Hittner H M, King R A, Riccardi V M, Ledbetter D H, Borda R P, Ferrell R E, Kretzer F L
Am J Ophthalmol. 1982 Sep;94(3):328-37. doi: 10.1016/0002-9394(82)90358-0.
Nine patients with Prader-Willi syndrome (five female and four male; one Oriental and eight white), all of whom had interstitial deletions of the proximal long arm of one chromosome 15 (q11-q13) were found to have decreased tyrosinase activity in isolated hair bulbs. As infants, all patients had light hair and skin coloring, both of which darkened with age. Light and electron microscopic analysis of skin and hair bulbs disclosed a reduced number of melanocytes in the basal epidermis and hair bulbs. Each patient demonstrated decreased pigmentation of the iris stroma, which was accentuated peripherally and manifested clinically as iris translucency. There was no foveal hypoplasia, nystagmus, or photophobia, and ocular function was normal. Oculocutaneous albinoidism is thus a component of del(15q) Prader-Willi syndrome with reduction of melanocytes of neural crest origin (skin, hair, and iris stroma) and retention of normal retinal and iris pigment epithelia of neuroectodermal origin.
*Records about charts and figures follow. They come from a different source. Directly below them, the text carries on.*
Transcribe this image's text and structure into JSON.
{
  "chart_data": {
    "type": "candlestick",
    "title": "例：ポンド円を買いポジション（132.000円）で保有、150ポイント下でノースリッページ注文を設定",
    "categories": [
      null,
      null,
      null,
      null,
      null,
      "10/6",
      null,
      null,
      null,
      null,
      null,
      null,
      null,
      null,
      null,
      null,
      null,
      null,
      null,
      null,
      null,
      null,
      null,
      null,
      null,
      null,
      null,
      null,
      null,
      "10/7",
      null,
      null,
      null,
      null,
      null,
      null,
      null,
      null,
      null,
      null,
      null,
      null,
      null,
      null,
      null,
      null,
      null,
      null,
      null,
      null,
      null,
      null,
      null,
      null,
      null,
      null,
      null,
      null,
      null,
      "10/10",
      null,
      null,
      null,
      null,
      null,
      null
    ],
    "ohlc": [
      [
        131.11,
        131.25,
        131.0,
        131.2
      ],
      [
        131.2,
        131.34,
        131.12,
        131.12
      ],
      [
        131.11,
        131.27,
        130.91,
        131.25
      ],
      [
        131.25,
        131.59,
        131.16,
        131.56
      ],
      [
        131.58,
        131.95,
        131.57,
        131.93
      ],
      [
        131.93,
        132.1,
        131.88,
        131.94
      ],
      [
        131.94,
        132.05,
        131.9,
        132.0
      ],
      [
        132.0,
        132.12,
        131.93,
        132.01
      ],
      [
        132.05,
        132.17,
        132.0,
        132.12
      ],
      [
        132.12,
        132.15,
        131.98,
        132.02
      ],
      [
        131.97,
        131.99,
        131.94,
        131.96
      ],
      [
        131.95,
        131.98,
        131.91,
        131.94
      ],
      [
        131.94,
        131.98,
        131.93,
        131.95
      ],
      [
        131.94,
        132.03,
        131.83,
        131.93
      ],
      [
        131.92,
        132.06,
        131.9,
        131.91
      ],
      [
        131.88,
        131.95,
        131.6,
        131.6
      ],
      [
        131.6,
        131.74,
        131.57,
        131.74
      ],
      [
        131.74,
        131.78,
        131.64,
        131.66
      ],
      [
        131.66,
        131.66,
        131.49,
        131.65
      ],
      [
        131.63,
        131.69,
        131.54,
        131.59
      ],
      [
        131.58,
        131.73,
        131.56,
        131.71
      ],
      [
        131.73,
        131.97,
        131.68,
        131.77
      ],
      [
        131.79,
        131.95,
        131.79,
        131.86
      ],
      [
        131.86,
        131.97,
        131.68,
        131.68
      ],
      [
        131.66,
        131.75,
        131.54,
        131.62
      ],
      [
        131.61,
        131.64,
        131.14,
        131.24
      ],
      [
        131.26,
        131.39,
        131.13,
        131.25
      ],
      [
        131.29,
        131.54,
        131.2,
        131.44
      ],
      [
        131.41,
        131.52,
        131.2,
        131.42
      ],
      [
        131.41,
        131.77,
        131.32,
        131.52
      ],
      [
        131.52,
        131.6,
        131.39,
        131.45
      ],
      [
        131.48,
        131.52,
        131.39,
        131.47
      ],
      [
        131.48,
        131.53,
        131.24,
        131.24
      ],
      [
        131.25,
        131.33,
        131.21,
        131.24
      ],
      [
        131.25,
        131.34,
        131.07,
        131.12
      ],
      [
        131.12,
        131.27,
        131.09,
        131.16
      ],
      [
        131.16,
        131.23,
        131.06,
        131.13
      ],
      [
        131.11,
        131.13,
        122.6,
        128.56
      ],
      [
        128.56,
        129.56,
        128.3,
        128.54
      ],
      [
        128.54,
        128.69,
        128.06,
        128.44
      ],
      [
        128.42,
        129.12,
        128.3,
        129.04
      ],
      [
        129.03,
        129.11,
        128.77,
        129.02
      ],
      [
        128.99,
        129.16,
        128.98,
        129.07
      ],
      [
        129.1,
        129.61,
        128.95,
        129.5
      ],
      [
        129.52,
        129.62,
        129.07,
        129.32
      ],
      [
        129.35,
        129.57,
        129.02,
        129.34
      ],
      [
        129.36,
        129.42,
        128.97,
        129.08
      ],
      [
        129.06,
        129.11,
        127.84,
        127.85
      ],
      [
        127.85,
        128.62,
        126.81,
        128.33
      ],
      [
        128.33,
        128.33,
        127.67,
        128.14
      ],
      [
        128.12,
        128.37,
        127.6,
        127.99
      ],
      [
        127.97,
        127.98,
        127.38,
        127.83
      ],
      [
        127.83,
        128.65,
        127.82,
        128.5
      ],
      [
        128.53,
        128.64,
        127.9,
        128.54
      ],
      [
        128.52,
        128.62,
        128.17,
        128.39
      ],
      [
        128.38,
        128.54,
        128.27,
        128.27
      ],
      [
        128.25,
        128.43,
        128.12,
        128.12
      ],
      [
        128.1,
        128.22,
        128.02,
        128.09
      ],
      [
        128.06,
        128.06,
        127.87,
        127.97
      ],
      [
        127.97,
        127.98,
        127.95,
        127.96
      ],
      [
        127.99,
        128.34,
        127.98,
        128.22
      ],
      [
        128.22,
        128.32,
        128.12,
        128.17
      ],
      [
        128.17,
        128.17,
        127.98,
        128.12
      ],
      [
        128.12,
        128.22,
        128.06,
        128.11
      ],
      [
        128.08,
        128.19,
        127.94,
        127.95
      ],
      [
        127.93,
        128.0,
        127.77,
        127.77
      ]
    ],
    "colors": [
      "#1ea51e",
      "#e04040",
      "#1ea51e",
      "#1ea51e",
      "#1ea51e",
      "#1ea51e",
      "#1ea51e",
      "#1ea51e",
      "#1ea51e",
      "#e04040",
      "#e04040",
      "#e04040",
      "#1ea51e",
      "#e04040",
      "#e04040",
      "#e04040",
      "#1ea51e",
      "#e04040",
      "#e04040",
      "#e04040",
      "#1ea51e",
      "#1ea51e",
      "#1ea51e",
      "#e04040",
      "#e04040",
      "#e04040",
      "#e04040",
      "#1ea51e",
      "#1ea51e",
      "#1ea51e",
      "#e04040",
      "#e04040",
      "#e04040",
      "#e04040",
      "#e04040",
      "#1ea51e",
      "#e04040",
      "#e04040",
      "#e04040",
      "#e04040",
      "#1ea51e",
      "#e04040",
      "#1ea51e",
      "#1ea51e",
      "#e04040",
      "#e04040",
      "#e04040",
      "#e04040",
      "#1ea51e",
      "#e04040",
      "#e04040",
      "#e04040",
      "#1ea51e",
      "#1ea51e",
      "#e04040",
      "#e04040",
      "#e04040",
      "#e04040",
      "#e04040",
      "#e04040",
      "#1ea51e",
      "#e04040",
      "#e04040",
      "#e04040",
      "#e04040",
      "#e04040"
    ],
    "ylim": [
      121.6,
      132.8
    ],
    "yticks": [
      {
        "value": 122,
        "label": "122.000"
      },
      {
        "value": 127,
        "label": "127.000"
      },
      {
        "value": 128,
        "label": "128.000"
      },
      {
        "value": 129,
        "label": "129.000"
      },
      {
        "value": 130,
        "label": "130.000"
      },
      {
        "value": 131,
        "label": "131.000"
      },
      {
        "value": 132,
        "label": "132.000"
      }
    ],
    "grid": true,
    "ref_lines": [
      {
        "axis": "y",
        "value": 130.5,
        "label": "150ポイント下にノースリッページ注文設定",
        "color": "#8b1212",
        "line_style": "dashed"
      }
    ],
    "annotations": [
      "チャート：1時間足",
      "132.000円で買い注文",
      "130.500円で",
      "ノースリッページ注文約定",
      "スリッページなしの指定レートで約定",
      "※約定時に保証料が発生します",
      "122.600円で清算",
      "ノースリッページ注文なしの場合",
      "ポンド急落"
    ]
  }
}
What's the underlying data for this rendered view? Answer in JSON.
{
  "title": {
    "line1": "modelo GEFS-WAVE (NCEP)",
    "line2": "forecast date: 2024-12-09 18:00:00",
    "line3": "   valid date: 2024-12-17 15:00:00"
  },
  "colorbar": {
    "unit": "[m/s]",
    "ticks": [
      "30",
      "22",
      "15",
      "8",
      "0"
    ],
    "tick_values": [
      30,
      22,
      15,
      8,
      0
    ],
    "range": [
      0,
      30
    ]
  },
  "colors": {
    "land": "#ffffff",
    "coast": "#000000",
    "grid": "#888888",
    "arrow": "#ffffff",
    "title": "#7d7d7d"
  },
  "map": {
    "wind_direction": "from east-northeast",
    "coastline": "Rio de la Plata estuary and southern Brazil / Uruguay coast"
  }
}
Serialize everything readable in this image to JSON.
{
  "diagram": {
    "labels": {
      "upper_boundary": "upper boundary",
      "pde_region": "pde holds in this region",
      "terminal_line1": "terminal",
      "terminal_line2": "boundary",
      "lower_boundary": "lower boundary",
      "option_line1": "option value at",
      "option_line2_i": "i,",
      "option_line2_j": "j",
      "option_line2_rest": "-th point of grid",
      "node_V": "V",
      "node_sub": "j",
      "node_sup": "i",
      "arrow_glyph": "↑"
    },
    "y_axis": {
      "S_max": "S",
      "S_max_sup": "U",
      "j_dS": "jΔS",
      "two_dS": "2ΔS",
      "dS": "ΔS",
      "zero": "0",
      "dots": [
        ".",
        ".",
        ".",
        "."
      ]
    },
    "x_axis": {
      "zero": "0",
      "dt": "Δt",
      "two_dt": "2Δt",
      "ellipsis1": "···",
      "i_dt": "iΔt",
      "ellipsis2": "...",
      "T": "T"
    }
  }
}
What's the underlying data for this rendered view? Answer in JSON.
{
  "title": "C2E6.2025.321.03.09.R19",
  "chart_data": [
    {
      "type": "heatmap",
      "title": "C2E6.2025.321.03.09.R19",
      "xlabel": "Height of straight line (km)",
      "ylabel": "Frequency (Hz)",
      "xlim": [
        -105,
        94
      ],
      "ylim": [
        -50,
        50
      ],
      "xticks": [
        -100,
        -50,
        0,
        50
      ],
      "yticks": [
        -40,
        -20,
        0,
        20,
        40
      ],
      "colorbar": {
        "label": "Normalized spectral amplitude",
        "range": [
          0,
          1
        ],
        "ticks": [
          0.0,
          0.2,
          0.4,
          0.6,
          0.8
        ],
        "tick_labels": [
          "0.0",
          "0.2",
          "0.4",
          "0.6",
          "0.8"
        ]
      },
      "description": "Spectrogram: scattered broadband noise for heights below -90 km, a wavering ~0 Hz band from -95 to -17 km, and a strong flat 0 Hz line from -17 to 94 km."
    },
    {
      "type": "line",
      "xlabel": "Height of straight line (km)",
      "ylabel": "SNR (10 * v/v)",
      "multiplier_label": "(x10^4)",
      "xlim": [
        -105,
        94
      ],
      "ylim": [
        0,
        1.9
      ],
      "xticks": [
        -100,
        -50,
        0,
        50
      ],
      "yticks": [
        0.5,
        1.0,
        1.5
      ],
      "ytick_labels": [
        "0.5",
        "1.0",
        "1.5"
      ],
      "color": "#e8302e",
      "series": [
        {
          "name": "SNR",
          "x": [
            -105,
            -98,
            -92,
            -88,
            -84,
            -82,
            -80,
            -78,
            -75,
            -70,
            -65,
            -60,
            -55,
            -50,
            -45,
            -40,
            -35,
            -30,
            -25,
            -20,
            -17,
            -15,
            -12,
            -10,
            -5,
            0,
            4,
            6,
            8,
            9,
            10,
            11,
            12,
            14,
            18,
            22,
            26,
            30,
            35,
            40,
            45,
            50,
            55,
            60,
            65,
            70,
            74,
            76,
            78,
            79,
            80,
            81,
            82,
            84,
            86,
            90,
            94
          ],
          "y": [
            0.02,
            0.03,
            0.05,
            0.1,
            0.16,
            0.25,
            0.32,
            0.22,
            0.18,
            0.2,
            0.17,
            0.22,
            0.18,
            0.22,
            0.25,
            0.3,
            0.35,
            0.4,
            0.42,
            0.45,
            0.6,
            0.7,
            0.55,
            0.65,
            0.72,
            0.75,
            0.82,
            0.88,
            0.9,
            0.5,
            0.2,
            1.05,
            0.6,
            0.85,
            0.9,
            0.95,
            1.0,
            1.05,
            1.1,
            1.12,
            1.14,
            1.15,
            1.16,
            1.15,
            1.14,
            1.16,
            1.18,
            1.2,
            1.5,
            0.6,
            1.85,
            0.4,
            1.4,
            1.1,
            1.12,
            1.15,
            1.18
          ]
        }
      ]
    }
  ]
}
9名普拉德-威利综合征患者(5名女性和4名男性;1名东方人,8名白人),均存在15号染色体长臂近端(q11-q13)的间质性缺失,发现其分离的毛球中酪氨酸酶活性降低。婴儿期时,所有患者头发和皮肤颜色均较浅,两者均随年龄增长而变深。对皮肤和毛球进行光镜和电镜分析发现,基底表皮和毛球中的黑素细胞数量减少。每位患者虹膜基质色素沉着均减少,周边更为明显,临床上表现为虹膜半透明。未发现黄斑发育不全、眼球震颤或畏光现象,眼功能正常。因此,眼皮肤白化病样表现是15号染色体长臂缺失(del(15q))型普拉德-威利综合征的一个组成部分,其神经嵴来源的黑素细胞(皮肤、毛发和虹膜基质)减少,而神经外胚层来源的视网膜和虹膜色素上皮保持正常。